Incontestablement, le goût de l’aventure semble plus fort que tout dans la famille Mahuzier. Le grand-père paternel, Albert, comptait parmi les pionniers – avec, notamment, le commandant Cousteau – des conférences estampillées Connaissance du monde. Le genre d’homme rendu célèbre pour partir avec sa femme et ses neuf enfants en Afrique centrale, à la poursuite des gorilles. « En 1970, je n’avais même pas 13 ans, il décidait de tourner un film sur les oiseaux explorateurs. J’ai pu partir avec lui sur le terrain, un peu partout en Europe. Mon premier grand voyage, la première fois que je regardais à la longue-vue terrestre, dans un objectif… Je suis tombé dans la marmite et n’en suis jamais sorti », raconte le sympathique guide aux faux airs de Niels Arestrup, le comédien.
Mais aux terres ensoleillées qu’affectionnait son aïeul, Sylvain Mahuzier va préférer celles gelées des pôles. « À quelques jours près, je naissais au Canada. J’ai donc passé toute ma vie intra-utérine dans les grands espaces », donne comme élément d’explication un homme qui se définit comme invariablement « attiré par le froid ». Aussi il compte 27 printemps quand il décide de plaquer sa vie bien rangée pour se confronter aux rigueurs d’une île perdue loin au nord. « J’ai économisé pendant trois ans pour m’acheter une vieille voiture et j’ai fini par écumer l’Islande de long en large. » Il passe une année sur la terre de glace. « J’y ai vu ma première aurore boréale, ça m’a marqué à vie. » Le jeune homme expérimente aussi la solitude au long cours. Une épreuve pour certains qui lui procure, au contraire, « une sensation de liberté phénoménale ».

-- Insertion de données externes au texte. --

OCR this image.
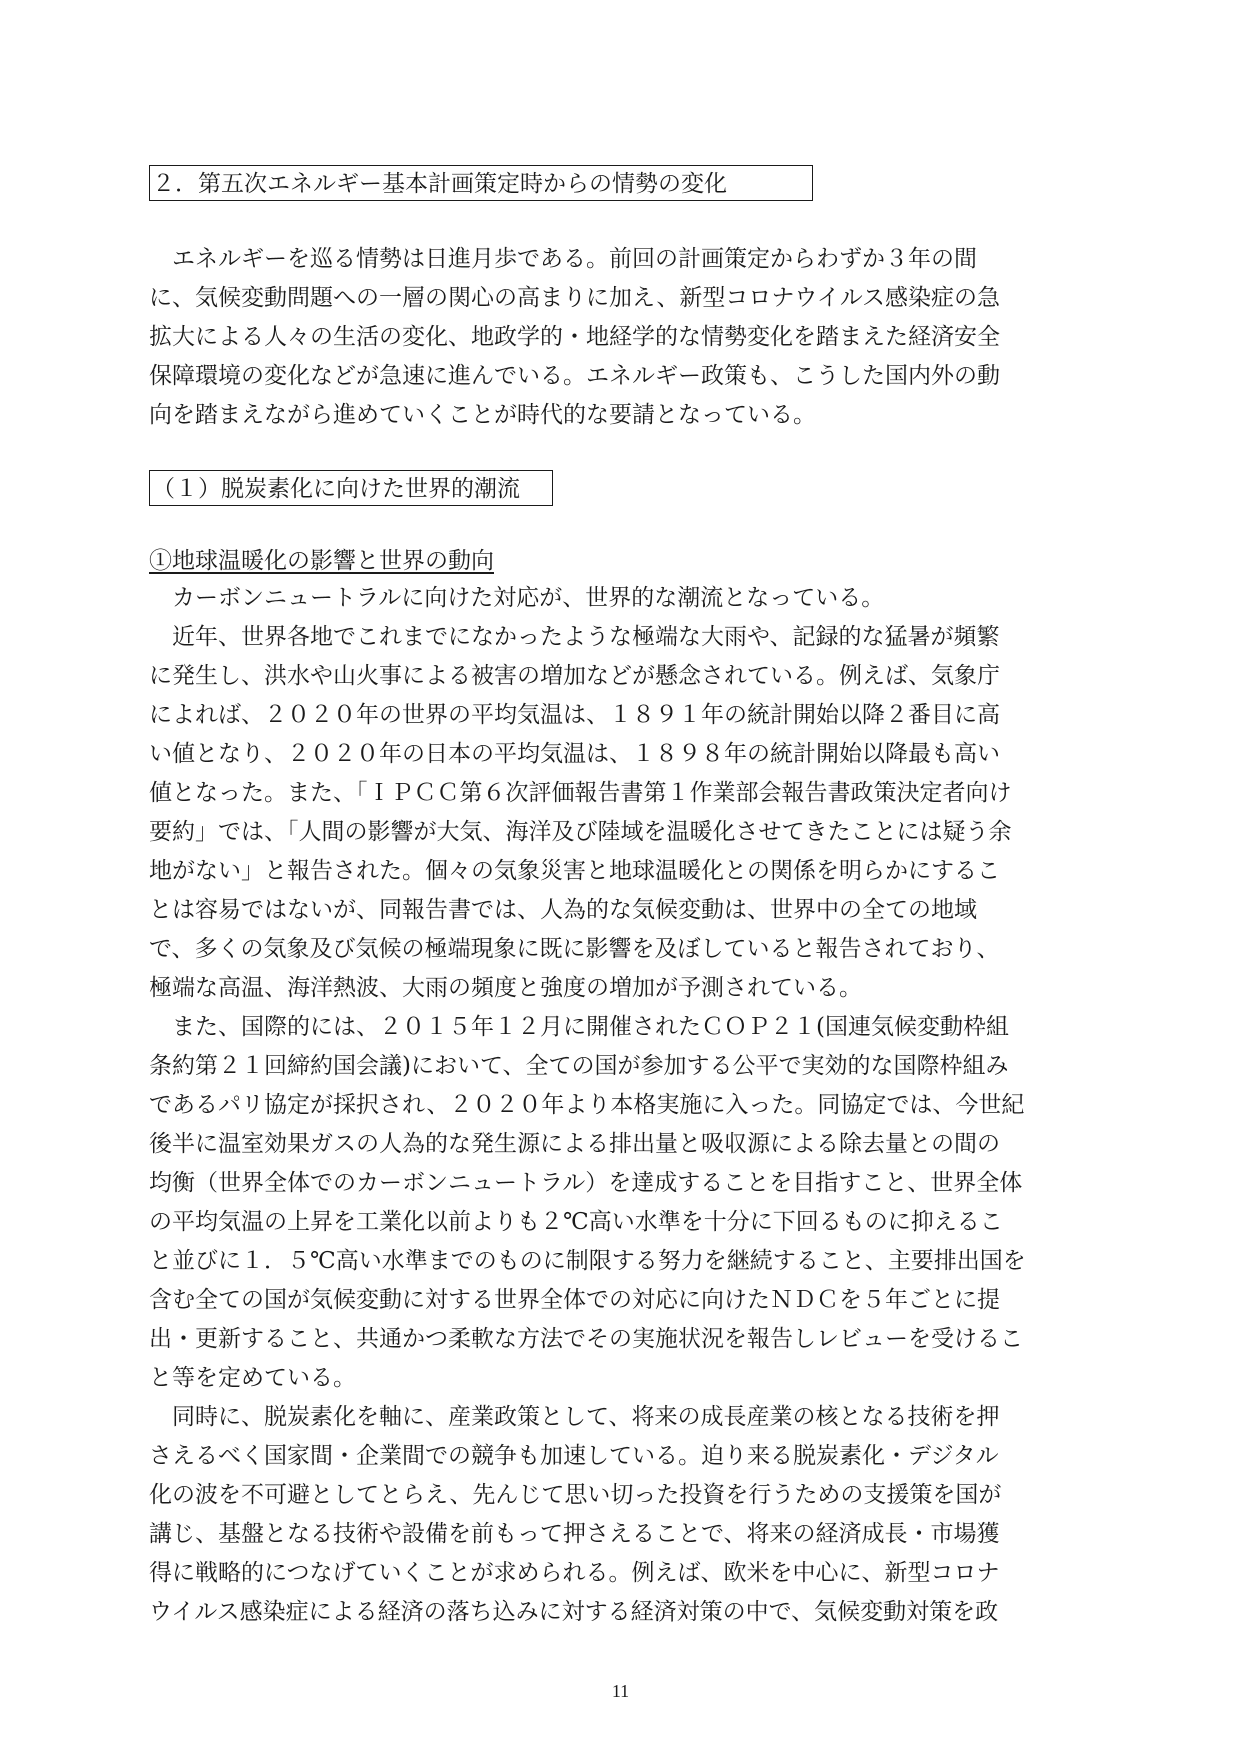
２．第五次エネルギー基本計画策定時からの情勢の変化
　エネルギーを巡る情勢は日進月歩である。前回の計画策定からわずか３年の間
に、気候変動問題への一層の関心の高まりに加え、新型コロナウイルス感染症の急
拡大による人々の生活の変化、地政学的・地経学的な情勢変化を踏まえた経済安全
保障環境の変化などが急速に進んでいる。エネルギー政策も、こうした国内外の動
向を踏まえながら進めていくことが時代的な要請となっている。
（１）脱炭素化に向けた世界的潮流
①地球温暖化の影響と世界の動向
　カーボンニュートラルに向けた対応が、世界的な潮流となっている。
　近年、世界各地でこれまでになかったような極端な大雨や、記録的な猛暑が頻繁
に発生し、洪水や山火事による被害の増加などが懸念されている。例えば、気象庁
によれば、２０２０年の世界の平均気温は、１８９１年の統計開始以降２番目に高
い値となり、２０２０年の日本の平均気温は、１８９８年の統計開始以降最も高い
値となった。また、「ＩＰＣＣ第６次評価報告書第１作業部会報告書政策決定者向け
要約」では、「人間の影響が大気、海洋及び陸域を温暖化させてきたことには疑う余
地がない」と報告された。個々の気象災害と地球温暖化との関係を明らかにするこ
とは容易ではないが、同報告書では、人為的な気候変動は、世界中の全ての地域
で、多くの気象及び気候の極端現象に既に影響を及ぼしていると報告されており、
極端な高温、海洋熱波、大雨の頻度と強度の増加が予測されている。
　また、国際的には、２０１５年１２月に開催されたＣＯＰ２１(国連気候変動枠組
条約第２１回締約国会議)において、全ての国が参加する公平で実効的な国際枠組み
であるパリ協定が採択され、２０２０年より本格実施に入った。同協定では、今世紀
後半に温室効果ガスの人為的な発生源による排出量と吸収源による除去量との間の
均衡（世界全体でのカーボンニュートラル）を達成することを目指すこと、世界全体
の平均気温の上昇を工業化以前よりも２℃高い水準を十分に下回るものに抑えるこ
と並びに１．５℃高い水準までのものに制限する努力を継続すること、主要排出国を
含む全ての国が気候変動に対する世界全体での対応に向けたＮＤＣを５年ごとに提
出・更新すること、共通かつ柔軟な方法でその実施状況を報告しレビューを受けるこ
と等を定めている。
　同時に、脱炭素化を軸に、産業政策として、将来の成長産業の核となる技術を押
さえるべく国家間・企業間での競争も加速している。迫り来る脱炭素化・デジタル
化の波を不可避としてとらえ、先んじて思い切った投資を行うための支援策を国が
講じ、基盤となる技術や設備を前もって押さえることで、将来の経済成長・市場獲
得に戦略的につなげていくことが求められる。例えば、欧米を中心に、新型コロナ
ウイルス感染症による経済の落ち込みに対する経済対策の中で、気候変動対策を政
11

Au milieu des manchots royaux par milliers
Une sensation, quelque part, qu’il ne cessera de chercher à retrouver tout au long de sa vie. « Je me rappelle mon arrivée sur une plage de Georgie du Sud, (une île située entre l’Amérique du Sud et l’Antarctique, NDLR.) où plusieurs dizaines de milliers de manchots royaux se trouvaient. N’ayant jamais vu d’être humain, ils semblaient très curieux. Certains s’approchaient, d’autres me picoraient carrément les bottes, en tout cas ils ne ressentaient aucune crainte », se remémore-t-il, ses yeux clairs comme encore empreints de ces fantastiques paysages isolés du reste du monde.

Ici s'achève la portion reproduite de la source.